The key reason for outperformance in the medium and long term and the majority of years, but not every year, is the volatility of government bonds. The unusually strong return for government bonds in 2018 saw it beat AAA RMBS. However, this isn't likely to be repeated as it came from yields falling closer to zero. Government bonds are far more volatile than AAA RMBS on a month to month basis.

AAA RMBS carries a higher credit rating than Queensland, Western Australia, South Australia, Tasmania and the Northern Territory. This indicates lower credit risk. It has the same credit rating as Australia, NSW and Victoria.

Based on historical returns for equities and current debt yields, you would need a 50/50 Australian equities/Australian government bond portfolio to match the AAA RMBS I'm investing in. This is a huge increase in drawdown/loss risk to achieve the same return and will be far more volatile on a month to month basis.

Stanley McDonald

February 01, 2019

To support the case that "last year's winner is a recipe for under performance" you refer to Black Rock U.S. data for the period 1991 to 2010. The data in the Morningstar (Australian) Gameboard for the more recent 1999-2018 period, shown in Graham Hand's introduction, actually shows regular instances that do not support the argument. Why?


February 02, 2019

Hi Stanley - thank you for the question.

The Blackrock study tracked actual returns from allocating to winners versus allocating to losers, simulating what I suggested. The Morningstar chart does show some asset classes winning in consecutive years, but it doesn't have a return over the entire period from following a winners or losers strategy.

Bob Martin

January 31, 2019

Hi Jonathan,

I'm going to have to take issue with your final sentence, suggesting RMBS does not come with credit risk. (hello to the year 2007).

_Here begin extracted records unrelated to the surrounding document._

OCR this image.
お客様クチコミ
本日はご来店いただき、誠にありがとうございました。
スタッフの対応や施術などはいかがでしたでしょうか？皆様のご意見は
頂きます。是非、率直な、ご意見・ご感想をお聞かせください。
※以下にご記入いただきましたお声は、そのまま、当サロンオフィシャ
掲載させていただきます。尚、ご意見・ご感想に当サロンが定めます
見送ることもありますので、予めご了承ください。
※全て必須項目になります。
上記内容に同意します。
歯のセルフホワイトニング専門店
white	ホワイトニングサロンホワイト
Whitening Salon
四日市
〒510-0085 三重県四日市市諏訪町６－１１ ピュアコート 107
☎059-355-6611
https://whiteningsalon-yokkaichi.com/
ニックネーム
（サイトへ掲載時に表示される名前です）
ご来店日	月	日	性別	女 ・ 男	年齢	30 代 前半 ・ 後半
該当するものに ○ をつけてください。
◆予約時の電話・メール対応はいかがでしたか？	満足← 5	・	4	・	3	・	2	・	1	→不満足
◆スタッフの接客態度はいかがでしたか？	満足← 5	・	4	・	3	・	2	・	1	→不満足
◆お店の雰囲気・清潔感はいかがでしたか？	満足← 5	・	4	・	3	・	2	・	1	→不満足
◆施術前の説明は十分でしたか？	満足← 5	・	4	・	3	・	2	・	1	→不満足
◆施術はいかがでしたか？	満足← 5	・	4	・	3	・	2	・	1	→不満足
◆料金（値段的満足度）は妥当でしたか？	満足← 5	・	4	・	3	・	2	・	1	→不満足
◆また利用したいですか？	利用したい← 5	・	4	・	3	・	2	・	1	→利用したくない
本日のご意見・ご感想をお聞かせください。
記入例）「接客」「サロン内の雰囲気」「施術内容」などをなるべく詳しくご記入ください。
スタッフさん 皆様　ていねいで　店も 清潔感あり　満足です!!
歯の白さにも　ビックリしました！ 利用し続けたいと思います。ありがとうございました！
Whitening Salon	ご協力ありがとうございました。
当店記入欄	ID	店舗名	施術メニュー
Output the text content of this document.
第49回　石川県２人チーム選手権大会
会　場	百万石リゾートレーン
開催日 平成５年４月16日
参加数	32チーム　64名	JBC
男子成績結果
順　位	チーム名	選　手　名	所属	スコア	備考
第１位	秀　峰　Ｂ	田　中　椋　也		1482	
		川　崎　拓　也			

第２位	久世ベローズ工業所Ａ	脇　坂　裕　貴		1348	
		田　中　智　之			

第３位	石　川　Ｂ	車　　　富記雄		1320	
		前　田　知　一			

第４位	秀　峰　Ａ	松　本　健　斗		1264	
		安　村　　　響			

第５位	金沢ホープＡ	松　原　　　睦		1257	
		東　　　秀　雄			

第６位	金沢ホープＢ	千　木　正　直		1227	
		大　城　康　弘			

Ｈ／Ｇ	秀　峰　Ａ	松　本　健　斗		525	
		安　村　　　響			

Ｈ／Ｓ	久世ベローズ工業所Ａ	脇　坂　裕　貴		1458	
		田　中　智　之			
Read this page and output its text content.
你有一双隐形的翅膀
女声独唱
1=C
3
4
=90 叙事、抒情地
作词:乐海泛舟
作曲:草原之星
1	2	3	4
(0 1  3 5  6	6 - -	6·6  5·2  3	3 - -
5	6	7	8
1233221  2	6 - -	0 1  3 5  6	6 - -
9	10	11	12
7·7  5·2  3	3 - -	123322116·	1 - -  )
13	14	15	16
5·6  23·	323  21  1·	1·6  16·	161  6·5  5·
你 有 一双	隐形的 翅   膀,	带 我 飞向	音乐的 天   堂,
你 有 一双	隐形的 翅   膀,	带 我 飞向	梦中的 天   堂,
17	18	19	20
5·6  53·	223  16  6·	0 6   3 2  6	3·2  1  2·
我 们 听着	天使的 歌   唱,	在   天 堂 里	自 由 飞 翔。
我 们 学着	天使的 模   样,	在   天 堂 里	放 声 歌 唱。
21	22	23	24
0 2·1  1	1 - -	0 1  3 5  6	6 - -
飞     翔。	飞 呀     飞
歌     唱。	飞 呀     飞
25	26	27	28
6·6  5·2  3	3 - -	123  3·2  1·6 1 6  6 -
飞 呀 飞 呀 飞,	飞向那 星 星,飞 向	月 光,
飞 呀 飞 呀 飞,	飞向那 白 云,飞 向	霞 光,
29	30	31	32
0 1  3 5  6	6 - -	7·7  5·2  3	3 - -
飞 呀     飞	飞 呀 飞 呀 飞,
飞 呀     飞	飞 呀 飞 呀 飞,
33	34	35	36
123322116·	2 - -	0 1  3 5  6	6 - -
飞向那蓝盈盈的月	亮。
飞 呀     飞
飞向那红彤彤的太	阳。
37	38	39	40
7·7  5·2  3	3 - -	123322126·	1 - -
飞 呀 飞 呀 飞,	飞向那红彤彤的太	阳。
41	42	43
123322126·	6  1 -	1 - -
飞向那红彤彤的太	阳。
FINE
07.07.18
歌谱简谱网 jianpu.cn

You state that RMBS returns will beat gov bonds in a "majority" of years, without adding credit risk.

Can I ask, if they only beat gov bonds in a "majority" of years, and not "all" years, does that not imply they are adding credit risk, and in the majority of years you are simply being rewarded for taking on this additional credit risk, but sometimes this very real risk means you underperform more conservative allocations like government debt? Could you not achieve the same return outcome from RMBS more cost effectively, and more efficiently (as measured by financial risk metrics) by simply holding a portfolio of say 90% government debt, 10% equities? (or whatever other equivalent % sees you end up at a similar point along along the frontier).

Honestly, if you can prove that holding this kind of credit produces greater risk adjusted returns than simply a weight of gov debt and straight equities .. I will sign up to whatever program you're selling.

Can we agree, the reason they (most definitely) will under perform in some of the "majority" of years is primarily because of credit risk yes?